Sunday, February 7, 2016

This I learned from the President of Afghanistan

A couple of weeks ago I was walking down a New York street and Ashraf Ghani, president of Afghanistan, was speaking to me. Actually he wasn't speaking just to me -- he was being interviewed on NPR so a few other people were listening as well. But I wonder whether Ashraf's words hit them quite as hard as they hit me.

As interviews go it was pretty standard stuff -- How dysfunctional are politics in Afghanistan? Is the Taliban still a threat to your government's existence? Why is your economy falling apart?

And then came the reporter's most startling question: "Do you ever get angry at a situation?"

The question was unexpected because anger isn't the kind of subject interviewers generally ask politicians about. Their emotions fall into a squishy realm -- do we really care how they feel about issues they're dealing with? Not really. We mostly care about their positions and outlook -- Things are good or bad, favorable or unfavorable, easy or hard.

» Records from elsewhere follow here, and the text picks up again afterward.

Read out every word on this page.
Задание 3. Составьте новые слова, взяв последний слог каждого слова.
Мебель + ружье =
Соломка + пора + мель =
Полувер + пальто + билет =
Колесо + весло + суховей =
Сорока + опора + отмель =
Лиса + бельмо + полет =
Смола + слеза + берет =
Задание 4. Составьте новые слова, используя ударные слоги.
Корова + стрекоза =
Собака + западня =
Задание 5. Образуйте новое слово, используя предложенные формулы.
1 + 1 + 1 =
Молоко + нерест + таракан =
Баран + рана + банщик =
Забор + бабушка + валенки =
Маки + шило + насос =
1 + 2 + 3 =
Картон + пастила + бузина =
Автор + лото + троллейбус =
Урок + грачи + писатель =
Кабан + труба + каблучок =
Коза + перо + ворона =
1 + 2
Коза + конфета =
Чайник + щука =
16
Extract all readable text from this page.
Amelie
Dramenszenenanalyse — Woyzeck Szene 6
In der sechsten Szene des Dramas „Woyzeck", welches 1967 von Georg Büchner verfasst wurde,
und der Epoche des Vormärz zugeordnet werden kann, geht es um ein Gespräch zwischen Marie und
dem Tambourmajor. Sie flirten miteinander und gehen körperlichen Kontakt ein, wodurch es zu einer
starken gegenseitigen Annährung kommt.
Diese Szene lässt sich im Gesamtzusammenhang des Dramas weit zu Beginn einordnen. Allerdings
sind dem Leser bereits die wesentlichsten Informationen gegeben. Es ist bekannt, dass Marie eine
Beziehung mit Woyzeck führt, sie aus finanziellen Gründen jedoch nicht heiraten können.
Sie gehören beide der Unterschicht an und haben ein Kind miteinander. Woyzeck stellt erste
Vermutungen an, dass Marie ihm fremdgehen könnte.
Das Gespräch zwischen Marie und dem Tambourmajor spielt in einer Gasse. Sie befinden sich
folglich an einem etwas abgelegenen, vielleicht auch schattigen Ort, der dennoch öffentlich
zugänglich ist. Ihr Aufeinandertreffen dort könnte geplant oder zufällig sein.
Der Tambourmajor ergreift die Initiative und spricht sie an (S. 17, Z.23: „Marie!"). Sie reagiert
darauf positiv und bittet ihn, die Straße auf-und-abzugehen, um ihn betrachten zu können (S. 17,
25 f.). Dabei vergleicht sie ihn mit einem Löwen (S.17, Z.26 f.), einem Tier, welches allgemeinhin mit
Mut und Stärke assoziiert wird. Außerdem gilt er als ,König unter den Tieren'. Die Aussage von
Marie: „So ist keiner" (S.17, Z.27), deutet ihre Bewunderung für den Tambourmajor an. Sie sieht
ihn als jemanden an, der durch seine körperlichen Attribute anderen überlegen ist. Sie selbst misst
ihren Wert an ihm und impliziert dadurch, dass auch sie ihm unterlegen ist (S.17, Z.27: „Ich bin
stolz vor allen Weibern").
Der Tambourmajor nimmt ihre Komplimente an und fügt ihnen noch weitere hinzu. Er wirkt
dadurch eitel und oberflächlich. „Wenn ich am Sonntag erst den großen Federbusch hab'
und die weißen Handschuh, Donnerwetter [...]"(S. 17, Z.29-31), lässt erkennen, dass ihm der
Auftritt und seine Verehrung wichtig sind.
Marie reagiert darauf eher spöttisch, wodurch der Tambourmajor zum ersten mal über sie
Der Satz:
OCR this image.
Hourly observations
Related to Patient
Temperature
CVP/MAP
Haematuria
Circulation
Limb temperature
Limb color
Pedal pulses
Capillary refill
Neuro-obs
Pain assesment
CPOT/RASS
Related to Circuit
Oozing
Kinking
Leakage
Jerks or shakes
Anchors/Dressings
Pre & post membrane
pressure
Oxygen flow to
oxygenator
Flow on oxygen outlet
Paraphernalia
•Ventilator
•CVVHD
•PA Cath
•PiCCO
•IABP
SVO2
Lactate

But this time the interviewer strayed from convention and asked Ashraf to break the fourth wall and allow us into his head as he deals with his big Afghan problems. "Do you ever get angry?" is the kind of question parents ask of each other when talking about how best to manage their children.
So I perked up a little, startled at the question but not expecting much of his answer -- just a politician's normal deflection.

But this is where the life-changing part comes in.

This is how Ashraf Ghani, president of Afghanistan, responded to the question: "If the situation makes you angry, then the anger becomes the issue."

This was for me -- no exaggeration -- a transformational moment. In one 12-word sentence life became a whole lot clearer. I suddenly saw there's the stuff that happens in my life (the "situations") and then there are my reactions to that stuff. That could be "the anger" the reporter asked about or, by extension, any other emotion such as fear, happiness, frustration, pride...anything really.

What became apparent to me in that moment, what Ashraf Ghani was really saying, is when a situation arises he either deals with the situation or with the anger it causes. But dealing with the anger is separate from dealing with the situation -- actually it deflects and detracts from it -- therefore making him much less effective.

Sudden clarity has the power to shock, and for the rest of that day I noticed how often I dealt with my reaction to a situation instead of the situation itself. For instance I was on the Lexington Avenue subway on my way to a meeting when the train suddenly stopped and remained motionless for some time. Since I was late for my meeting I noticed I was getting annoyed, then frustrated, then angry. None of which did anything to resolve the situation itself. When the conductor announced there was "a smoke situation in Union Square" causing the delay, I recalled Ashraf Ghani -- my anger had become the issue. So I shifted my focus onto what I had to do after the train began to move. Which it did, eventually. And I arrived at my meeting late, but way more composed than I would have previously.

Life is an endless minefield of situations: Last week I felt disappointment as one of my sons made a lunch date with me, and then canceled. The cable in my apartment died in the middle of an NFL playoff game. An important trip to Boston was canceled due to a snowstorm. Each time, separating event from emotion made a useful difference.

How often anger replaces the situation -- and how useless that is in solving anything.